C’est bien notre mode de vie qui conduit au bétonnage du territoire. Au-delà de tous les outils existants ou à venir la lutte contre l’artificialisation des sols est une question politique ; il y a un choix à faire : continuer cette fuite en avant de perte de capacité agricole et de perte de biodiversité en rejetant les habitants des villes dans les campagnes que l’on détruit et en créant un étalement urbain de cités dortoirs et de zones commerciales tandis que le centre des bourgs des villes moyennes se meurent ou remettre l’agriculture et l’environnement au même niveau que l’économie et le développement pour une meilleure considération des espaces naturels,forestiers et agricoles.
j.Thevenot
· Europacity Sur un espace de 280 ha de terres agricoles parmi les plus fertiles 80 ha sont dédiés au projet :17 ha pour un parc urbain et une ferme et tout le reste pour du bâti (commerces-500 boutiques, restaurants (10ha!) hôtels (2000 chambres...), espaces culturels, piste de ski…). Ce projet est porté par la filiale immobilière d’Auchan, et le groupe chinois Dalian Wanda, le plus grand promoteur immobilier au monde.

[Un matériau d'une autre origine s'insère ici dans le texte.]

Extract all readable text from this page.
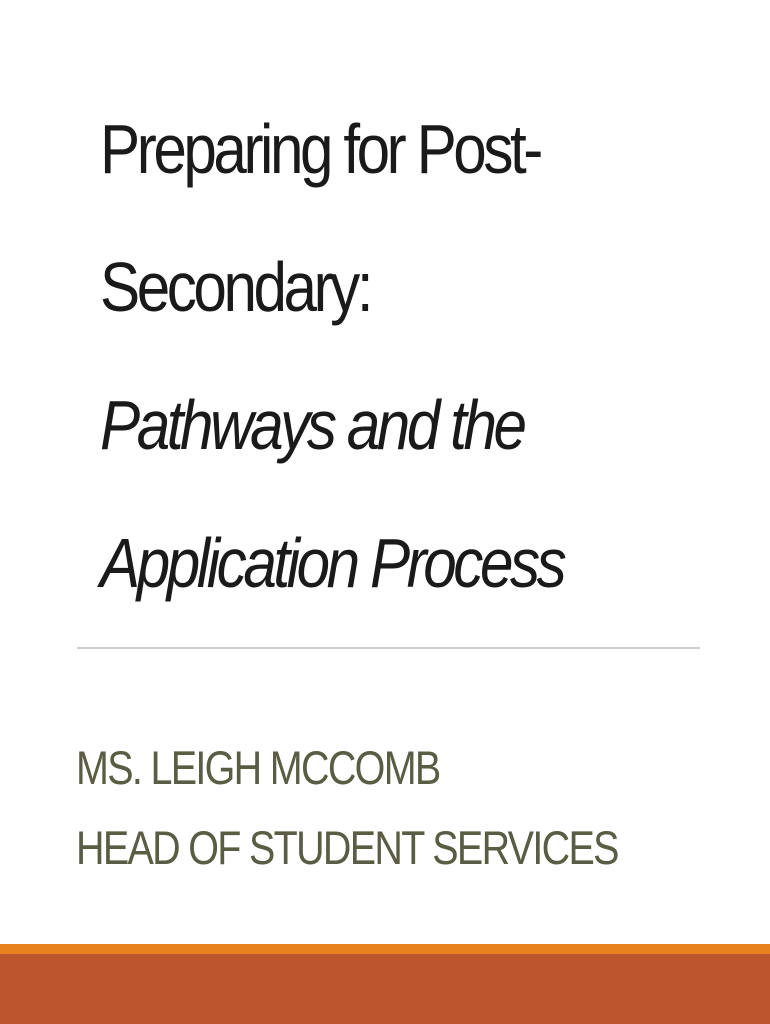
Preparing for Post-
Secondary:
Pathways and the
Application Process
MS. LEIGH MCCOMB
HEAD OF STUDENT SERVICES
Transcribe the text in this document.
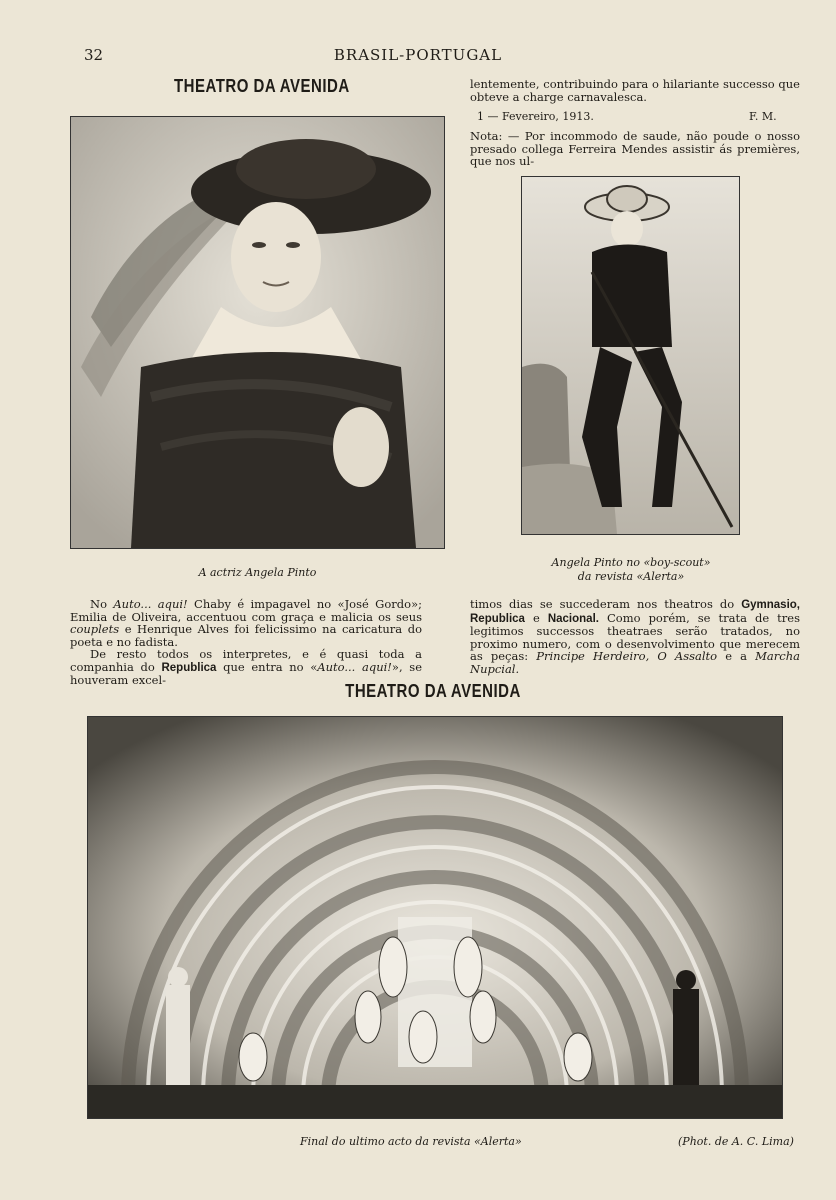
32	BRASIL-PORTUGAL
THEATRO DA AVENIDA	lentemente, contribuindo para o hilariante successo que obteve a charge carnavalesca.
1 — Fevereiro, 1913.	F. M.
Nota: — Por incommodo de saude, não poude o nosso presado collega Ferreira Mendes assistir ás premières, que nos ul-
A actriz Angela Pinto
Angela Pinto no «boy-scout»
da revista «Alerta»
No Auto... aqui! Chaby é impagavel no «José Gordo»; Emilia de Oliveira, accentuou com graça e malicia os seus couplets e Henrique Alves foi felicissimo na caricatura do poeta e no fadista.
De resto todos os interpretes, e é quasi toda a companhia do Republica que entra no «Auto... aqui!», se houveram excel-
timos dias se succederam nos theatros do Gymnasio, Republica e Nacional. Como porém, se trata de tres legitimos successos theatraes serão tratados, no proximo numero, com o desenvolvimento que merecem as peças: Principe Herdeiro, O Assalto e a Marcha Nupcial.
THEATRO DA AVENIDA
Final do ultimo acto da revista «Alerta»	(Phot. de A. C. Lima)
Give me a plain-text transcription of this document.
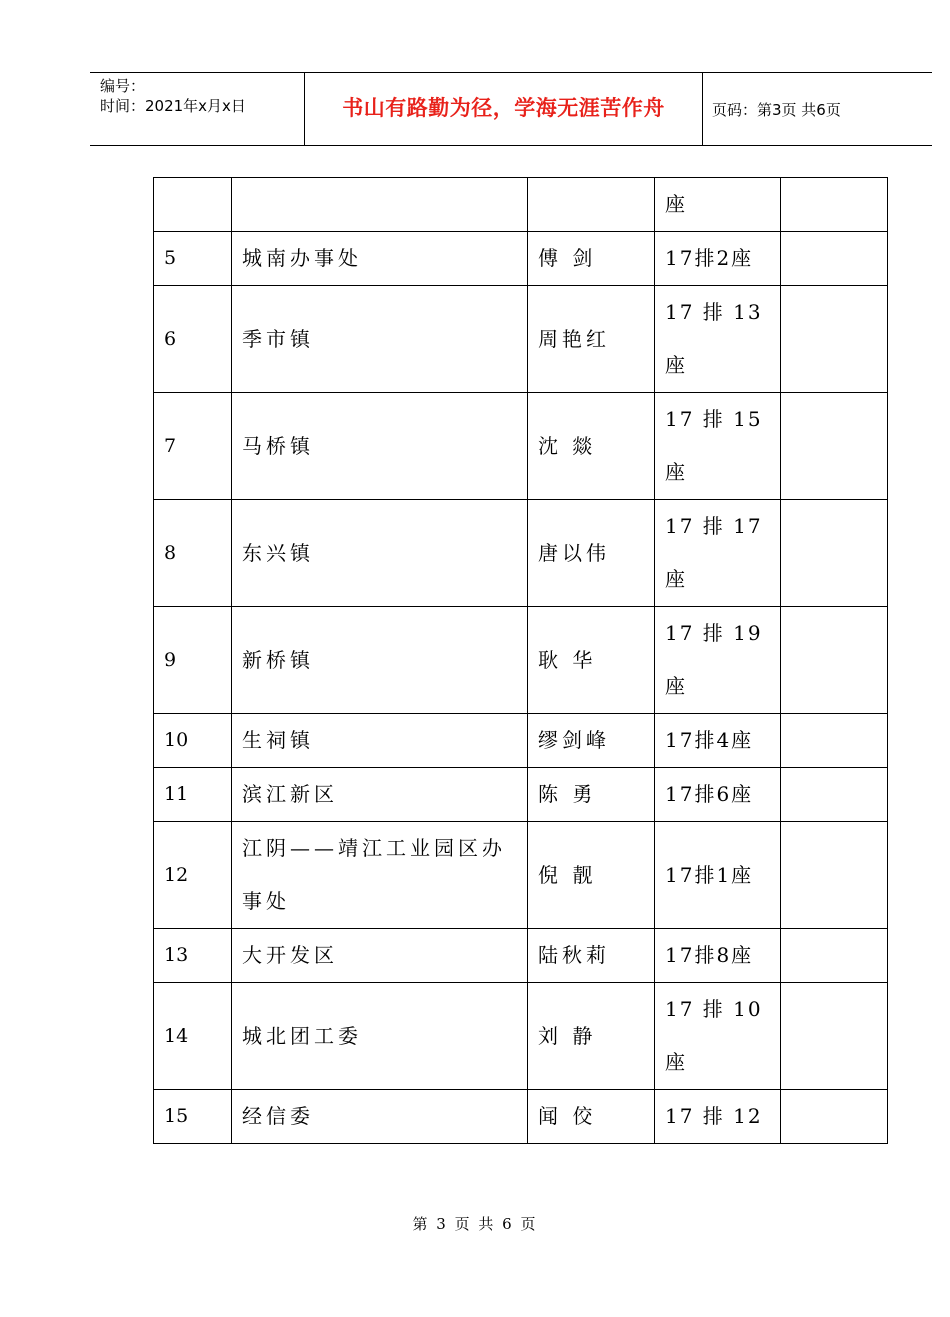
编号：
时间：2021年x月x日	书山有路勤为径，学海无涯苦作舟	页码：第3页 共6页
			座	
5	城南办事处	傅 剑	17排2座	
6	季市镇	周艳红	17 排 13 座	
7	马桥镇	沈 燚	17 排 15 座	
8	东兴镇	唐以伟	17 排 17 座	
9	新桥镇	耿 华	17 排 19 座	
10	生祠镇	缪剑峰	17排4座	
11	滨江新区	陈 勇	17排6座	
12	江阴——靖江工业园区办事处	倪 靓	17排1座	
13	大开发区	陆秋莉	17排8座	
14	城北团工委	刘 静	17 排 10 座	
15	经信委	闻 佼	17 排 12	
第 3 页 共 6 页
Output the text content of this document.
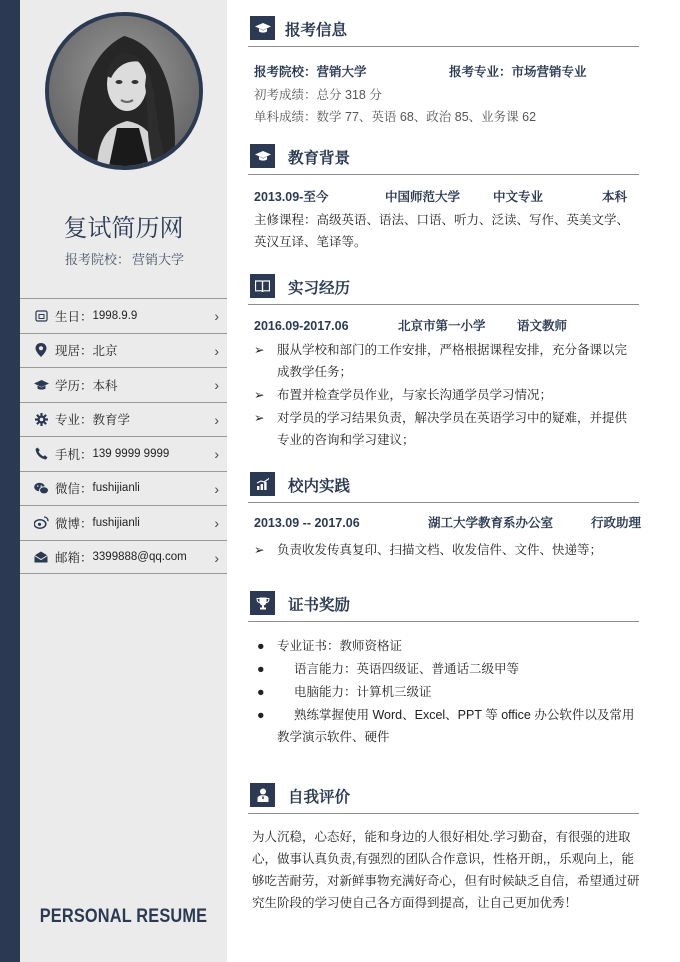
复试简历网
报考院校： 营销大学
生日： 1998.9.9	›
现居： 北京	›
学历： 本科	›
专业： 教育学	›
手机： 139 9999 9999	›
微信： fushijianli	›
微博： fushijianli	›
邮箱： 3399888@qq.com ›
PERSONAL RESUME
报考信息
报考院校：营销大学	报考专业：市场营销专业
初考成绩：总分 318 分
单科成绩：数学 77、英语 68、政治 85、业务课 62
教育背景
2013.09-至今	中国师范大学	中文专业	本科
主修课程：高级英语、语法、口语、听力、泛读、写作、英美文学、英汉互译、笔译等。
实习经历
2016.09-2017.06	北京市第一小学	语文教师
➢	服从学校和部门的工作安排，严格根据课程安排，充分备课以完成教学任务；
➢	布置并检查学员作业，与家长沟通学员学习情况；
➢	对学员的学习结果负责，解决学员在英语学习中的疑难，并提供专业的咨询和学习建议；
校内实践
2013.09 -- 2017.06	湖工大学教育系办公室	行政助理
➢	负责收发传真复印、扫描文档、收发信件、文件、快递等；
证书奖励
● 专业证书：教师资格证
●	语言能力：英语四级证、普通话二级甲等
●	电脑能力：计算机三级证
● 熟练掌握使用 Word、Excel、PPT 等 office 办公软件以及常用教学演示软件、硬件
自我评价
为人沉稳，心态好，能和身边的人很好相处.学习勤奋，有很强的进取心，做事认真负责,有强烈的团队合作意识，性格开朗,，乐观向上，能够吃苦耐劳，对新鲜事物充满好奇心，但有时候缺乏自信，希望通过研究生阶段的学习使自己各方面得到提高，让自己更加优秀！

· Projet de Roybon : un center Parcs sur 200 ha dans la forêt de Chambaran en zone humide, 1000 cottages, commerces, restaurants, bulle tropicale…
· Et chez nous à Sardy lutte victorieuse contre un projet de zone industrielle implantée dans un bois de feuillus de 110 ha et sa zone humide…tout l’historique sur ce blog.
Evolution de l’artificialisation des sols en Bourgogne Franche comté
https://www.alterrebourgognefranchecomte.org/f/mediatheque/10768/fiche
« Terre de liens », un réseau associatif qui veut stopper la disparition des terres agricoles et permettre l’accès au foncier à des futurs agriculteurs souhaitant s’installer en agriculture biologique, agro-écologique ou biodynamique en soustrayant les terres agricoles à la logique du marché financier. Pour cela il mobilise et fédère des citoyens.